“All I always wanted to be was a nurse.”

And after a career spanning 40 years Fiona Chambers will finally say goodbye to nursing next month.

Fiona, 58, spent two decades helping patients at Colchester Hospital’s intensive care unit.

This was followed by 15 years serving the community as a practice nurse.

And despite the ups and downs the career brings, Fiona says she would never have done anything differently.

Fiona, who grew up in Ealing in London, trained at the city’s St George’s Hospital.

After three years as a student nurse she went on to work in the hospital’s Atkinson Morley Regional Neurosciences Centre.

When her husband’s job moved to Colchester Hospital in 1985 she also secured a job at the Turner Road site.

And the rest, as they say, is history.

She said: “The Queen had only opened the hospital in the April and I began work in the August.

“It was different from anything I had done before.

“I spent 20 years working there and during that time had my three children. I just went back each time and didn’t have any time off.”

Of all the memories, the new year of 1999/2000 is a strong one.

Leading up to the new year there were fears of the UK’s technical infrastructure grinding to a halt at the stroke of midnight.

People feared a millennium bug catastrophe would have hit telecommunications, power, transport and the media amid fears computers would not cope when the date flicked over to 01/01/2000.

While it turned out not to be a problem Fiona and her team had prepared for the worse case scenario.

She said: “One of the highlights was I became the sister of the ward on the night of the millennium.

“Everyone thought there was going to be a crash and there would be no power. We had eight beds with everyone on ventilators.

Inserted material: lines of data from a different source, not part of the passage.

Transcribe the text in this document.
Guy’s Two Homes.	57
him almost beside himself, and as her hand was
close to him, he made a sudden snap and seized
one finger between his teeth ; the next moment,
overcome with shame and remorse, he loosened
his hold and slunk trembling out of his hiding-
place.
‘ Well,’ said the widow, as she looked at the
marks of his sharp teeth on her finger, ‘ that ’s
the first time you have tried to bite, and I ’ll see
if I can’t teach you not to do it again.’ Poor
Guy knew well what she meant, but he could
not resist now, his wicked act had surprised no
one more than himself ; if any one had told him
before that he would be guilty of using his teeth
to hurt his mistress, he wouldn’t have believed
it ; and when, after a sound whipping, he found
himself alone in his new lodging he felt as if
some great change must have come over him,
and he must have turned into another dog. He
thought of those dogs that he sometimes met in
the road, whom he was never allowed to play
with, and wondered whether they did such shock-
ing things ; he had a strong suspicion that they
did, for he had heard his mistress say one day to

“We were expecting everything to stop so we had to have enough staff in case it did.

“It is so silly now.”

In 2005, she moved into primary care working for the North Hill Surgery in Colchester and its partner surgery in West Bergholt.

She said: “It was a learning curve.

“The work was completely different but the patient is always in the middle of it.

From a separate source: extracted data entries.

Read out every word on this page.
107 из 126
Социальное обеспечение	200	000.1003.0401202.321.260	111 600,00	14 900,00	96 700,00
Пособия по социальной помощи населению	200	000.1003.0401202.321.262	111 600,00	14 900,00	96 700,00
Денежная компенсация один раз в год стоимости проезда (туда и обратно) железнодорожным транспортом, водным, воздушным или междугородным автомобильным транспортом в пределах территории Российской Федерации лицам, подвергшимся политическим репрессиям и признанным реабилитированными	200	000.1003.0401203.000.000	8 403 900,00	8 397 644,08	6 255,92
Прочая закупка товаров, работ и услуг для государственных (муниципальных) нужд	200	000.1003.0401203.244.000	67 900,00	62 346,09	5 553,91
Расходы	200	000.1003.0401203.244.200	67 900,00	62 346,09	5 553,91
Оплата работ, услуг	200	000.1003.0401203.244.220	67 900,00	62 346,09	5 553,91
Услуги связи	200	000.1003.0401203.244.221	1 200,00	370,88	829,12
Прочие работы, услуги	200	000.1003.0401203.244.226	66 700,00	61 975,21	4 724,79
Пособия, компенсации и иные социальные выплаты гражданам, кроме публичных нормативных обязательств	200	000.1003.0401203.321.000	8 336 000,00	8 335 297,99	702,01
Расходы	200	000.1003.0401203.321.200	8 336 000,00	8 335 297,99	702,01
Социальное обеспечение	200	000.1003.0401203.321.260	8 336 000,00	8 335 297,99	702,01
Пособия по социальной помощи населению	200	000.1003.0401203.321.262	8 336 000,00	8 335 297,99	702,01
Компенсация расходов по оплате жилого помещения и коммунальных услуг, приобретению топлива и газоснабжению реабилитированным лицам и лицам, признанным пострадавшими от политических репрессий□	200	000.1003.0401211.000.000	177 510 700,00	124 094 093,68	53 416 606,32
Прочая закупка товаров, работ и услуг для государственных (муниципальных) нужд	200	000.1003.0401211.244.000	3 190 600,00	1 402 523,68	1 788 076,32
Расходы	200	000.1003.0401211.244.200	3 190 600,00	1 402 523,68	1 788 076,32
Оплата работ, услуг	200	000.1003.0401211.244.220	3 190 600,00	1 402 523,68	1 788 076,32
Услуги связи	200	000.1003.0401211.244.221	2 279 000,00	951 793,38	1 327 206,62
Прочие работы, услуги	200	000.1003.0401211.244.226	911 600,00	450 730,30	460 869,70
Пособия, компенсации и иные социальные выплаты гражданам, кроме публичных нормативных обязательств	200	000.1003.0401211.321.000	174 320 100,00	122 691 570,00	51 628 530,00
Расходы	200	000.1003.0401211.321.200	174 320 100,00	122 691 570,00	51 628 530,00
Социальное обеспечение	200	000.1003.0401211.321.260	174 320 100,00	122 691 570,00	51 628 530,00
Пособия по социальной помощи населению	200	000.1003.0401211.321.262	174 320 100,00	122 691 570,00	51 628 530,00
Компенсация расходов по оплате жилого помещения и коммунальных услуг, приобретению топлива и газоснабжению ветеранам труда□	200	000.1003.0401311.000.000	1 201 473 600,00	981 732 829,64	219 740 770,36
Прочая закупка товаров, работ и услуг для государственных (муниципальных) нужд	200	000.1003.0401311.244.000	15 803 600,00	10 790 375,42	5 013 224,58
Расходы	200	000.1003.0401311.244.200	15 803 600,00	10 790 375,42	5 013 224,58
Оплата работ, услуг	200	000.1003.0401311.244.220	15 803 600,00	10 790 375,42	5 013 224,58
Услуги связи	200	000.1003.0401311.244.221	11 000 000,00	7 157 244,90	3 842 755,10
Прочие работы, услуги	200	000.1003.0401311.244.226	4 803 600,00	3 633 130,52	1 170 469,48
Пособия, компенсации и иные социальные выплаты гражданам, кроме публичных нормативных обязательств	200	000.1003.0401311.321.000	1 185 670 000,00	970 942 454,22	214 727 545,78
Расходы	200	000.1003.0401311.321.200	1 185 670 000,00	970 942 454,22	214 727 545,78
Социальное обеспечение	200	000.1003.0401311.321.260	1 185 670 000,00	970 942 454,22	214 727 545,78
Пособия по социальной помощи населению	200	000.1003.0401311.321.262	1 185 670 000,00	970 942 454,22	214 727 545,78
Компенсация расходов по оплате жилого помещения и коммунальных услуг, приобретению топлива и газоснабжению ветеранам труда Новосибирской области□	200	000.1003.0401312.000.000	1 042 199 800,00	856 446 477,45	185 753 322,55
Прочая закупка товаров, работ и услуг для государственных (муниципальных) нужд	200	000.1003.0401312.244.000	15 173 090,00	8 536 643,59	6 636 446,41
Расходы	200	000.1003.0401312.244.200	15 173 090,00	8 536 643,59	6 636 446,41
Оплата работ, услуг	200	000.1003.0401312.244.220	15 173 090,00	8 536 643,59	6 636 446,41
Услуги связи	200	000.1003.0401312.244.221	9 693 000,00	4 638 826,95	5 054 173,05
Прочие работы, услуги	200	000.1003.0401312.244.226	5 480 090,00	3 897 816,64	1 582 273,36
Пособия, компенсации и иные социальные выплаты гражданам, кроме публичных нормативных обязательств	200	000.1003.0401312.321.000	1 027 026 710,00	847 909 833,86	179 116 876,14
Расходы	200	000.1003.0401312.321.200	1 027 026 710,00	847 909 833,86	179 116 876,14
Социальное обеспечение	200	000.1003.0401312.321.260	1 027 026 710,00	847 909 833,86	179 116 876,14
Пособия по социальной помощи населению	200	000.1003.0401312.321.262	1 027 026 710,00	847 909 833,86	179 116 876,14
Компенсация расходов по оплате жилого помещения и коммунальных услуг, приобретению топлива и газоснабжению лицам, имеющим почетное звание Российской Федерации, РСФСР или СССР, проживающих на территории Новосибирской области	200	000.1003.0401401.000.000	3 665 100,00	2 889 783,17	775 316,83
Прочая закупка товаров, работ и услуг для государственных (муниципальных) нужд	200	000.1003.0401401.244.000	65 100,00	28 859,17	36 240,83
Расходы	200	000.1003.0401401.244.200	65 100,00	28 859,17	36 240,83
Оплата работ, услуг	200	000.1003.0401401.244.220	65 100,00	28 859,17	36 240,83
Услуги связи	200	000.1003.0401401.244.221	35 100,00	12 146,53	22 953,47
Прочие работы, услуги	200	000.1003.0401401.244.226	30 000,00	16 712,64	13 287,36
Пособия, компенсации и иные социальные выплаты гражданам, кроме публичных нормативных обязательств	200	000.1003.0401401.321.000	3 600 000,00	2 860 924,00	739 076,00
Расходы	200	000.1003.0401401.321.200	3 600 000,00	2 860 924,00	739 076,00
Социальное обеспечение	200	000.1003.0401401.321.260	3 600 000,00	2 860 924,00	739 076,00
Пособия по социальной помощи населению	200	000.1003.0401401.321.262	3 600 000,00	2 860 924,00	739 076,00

“In critical care you have got someone who is very ill and when they get better you don’t see them again.

“In this role, I see patients week after week.

“It has been difficult in the last few weeks saying goodbye to my patients and it is what I will miss the most.”

Fiona admits nursing is a tough job but the support of colleagues and gallows humour gets you through.

“My children always used to say family meal times were filled with gory stories from work about blood, bowels and heart attacks,” she said.

During April and May Fiona returned to Colchester Hospital’s intensive care department to help on the frontline of the Covid-19 crisis.

She said: “It was grim but we got to feel we had helped.

“I know people say they don’t know anyone who has had Covid or died from it but it is not something to be trivialised.

“A lot of people get mild symptoms and don’t realise they have got it at all but if it is bad you struggle to breathe and you have no energy.”

She urged people to follow social distancing advice.

“We have got to keep going, this will get better. People have got to do what they have got to do. It is hard and horrible but we have got to keep our heads down.”

While Fiona doesn’t have any plans for retirement due to the pandemic she hopes to be able to visit her children who live away from Colchester and enjoy being more spontaneous.

But once a vaccine is ready to be rolled out she may be persuaded out of retirement.

She said: “I would be happy to help with any vaccination programme that happens.

“I’m also not saying I am never going to do anything career-related again.

“I will wait and see what happens.

“I’ve loved what I have done. If anyone is thinking of going into nursing I would say it is a fantastic career.”